The Rupee’s Journey: A 79-Year Timeline from ₹3 to ₹90

The history of the Indian Rupee is a reflection of India's economic evolution—from a closed economy pegged to the British Pound in 1947 to a liberalized market force today. Starting at approximately ₹3.30 per Dollar at independence, the currency has navigated wars, oil shocks, and global financial crises to breach the ₹90 mark in February 2026.

Key Historical Milestones
1947: The Beginning

₹3.30 / $1
Rupee was pegged to the British Pound. The rate against USD was derived from this peg.

1991: The Crisis

₹25.00 / $1
Severe Balance of Payments crisis forced a major devaluation and liberalization.

2013: Taper Tantrum

₹68.00 / $1
Panic selling occurred as the US Fed signaled tapering of bond-buying.

2026: New Low

₹90.58 / $1
High US bond yields and global oil demand pushed the Rupee past ₹90.

Historical Exchange Rate Ledger (Year-Wise)

A detailed look at the exchange rate at the close of major years.

Year Reference Date Value (₹ per $)
2026 Feb 10, 2026 90.58
2025 Dec 31, 2025 89.91
2024 Dec 31, 2024 85.62
2023 Dec 31, 2023 83.11
2022 Dec 30, 2022 82.78
2021 Dec 31, 2021 74.30
2020 Dec 31, 2020 73.05
2019 Dec 31, 2019 71.27
2018 Dec 31, 2018 69.79
2017 Dec 29, 2017 63.92
2016 Dec 30, 2016 67.95
2015 Dec 31, 2015 66.32
2014 Dec 31, 2014 63.33
2013 Dec 31, 2013 61.89
2012 Dec 31, 2012 54.77
2011 Dec 30, 2011 53.26
2010 Dec 31, 2010 44.81
2009 Dec 31, 2009 46.68
2008 Dec 31, 2008 48.45
2007 Dec 31, 2007 39.41
2000 Dec 29, 2000 46.75
1998 Dec 31, 1998 42.48
1991 (Devaluation) 25.00
1980 (Approx) 7.86
1966 (Devaluation) 7.50
1947 Independence 3.30
Why Does It Depreciate?

The depreciation is not merely a sign of weakness but a result of structural economic factors over the last 79 years.
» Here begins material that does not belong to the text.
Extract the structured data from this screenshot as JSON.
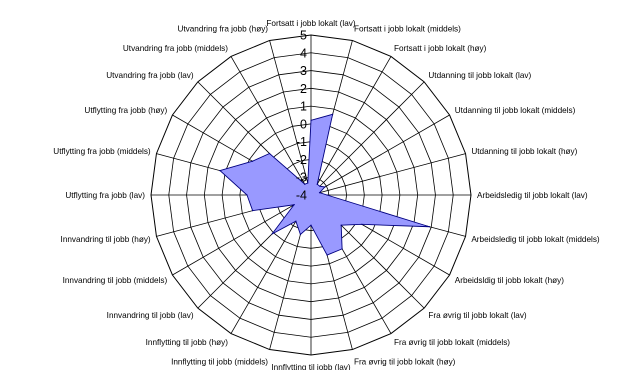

  • Import Dependence: India imports over 85% of its crude oil requirements. When oil prices rise, India needs more Dollars to pay for it, weakening the Rupee.
  • Inflation Differentials: Historically, India's inflation rate has been higher than the US. Currencies of countries with higher inflation tend to depreciate over the long term.
  • Global Capital Flows: In 2026, high interest rates in the US attracted foreign investors away from emerging markets like India, putting pressure on the currency.
Impact on the Common Man

A weaker Rupee leads to "Imported Inflation." Essentials like petrol, diesel, edible oils, and electronics (smartphones/laptops) become more expensive. However, it benefits Indian Exporters, particularly in the IT and Pharma sectors, who earn in Dollars.

Source Information

Source: RBI Database & Historical Forex Archives
Date: 11 FEB 2026

View Historical Charts

Frequently Asked Questions (FAQ)

Q1. Was 1 USD really equal to 1 INR in 1947?
No, this is a popular myth. In 1947, India followed the British Pound peg. The exchange rate derived from that peg was approximately ₹3.30 to ₹4.76 per USD during the early years.
Q2. Why has the Rupee touched ₹90 in 2026?
The primary reasons are the strengthening of the US Dollar globally due to high US interest rates and India's sustained demand for Dollars to pay for crude oil imports.
Q3. Who benefits from a weak Rupee?
Exporters benefit the most. Companies in IT (like TCS, Infosys) and Pharmaceuticals earn revenue in Dollars, so a weak Rupee means higher earnings in local currency.
Q4. Will the Rupee ever go back to ₹50?
It is highly unlikely. Developing economies typically see their currencies depreciate gradually against developed currencies (like the USD) to keep their exports competitive.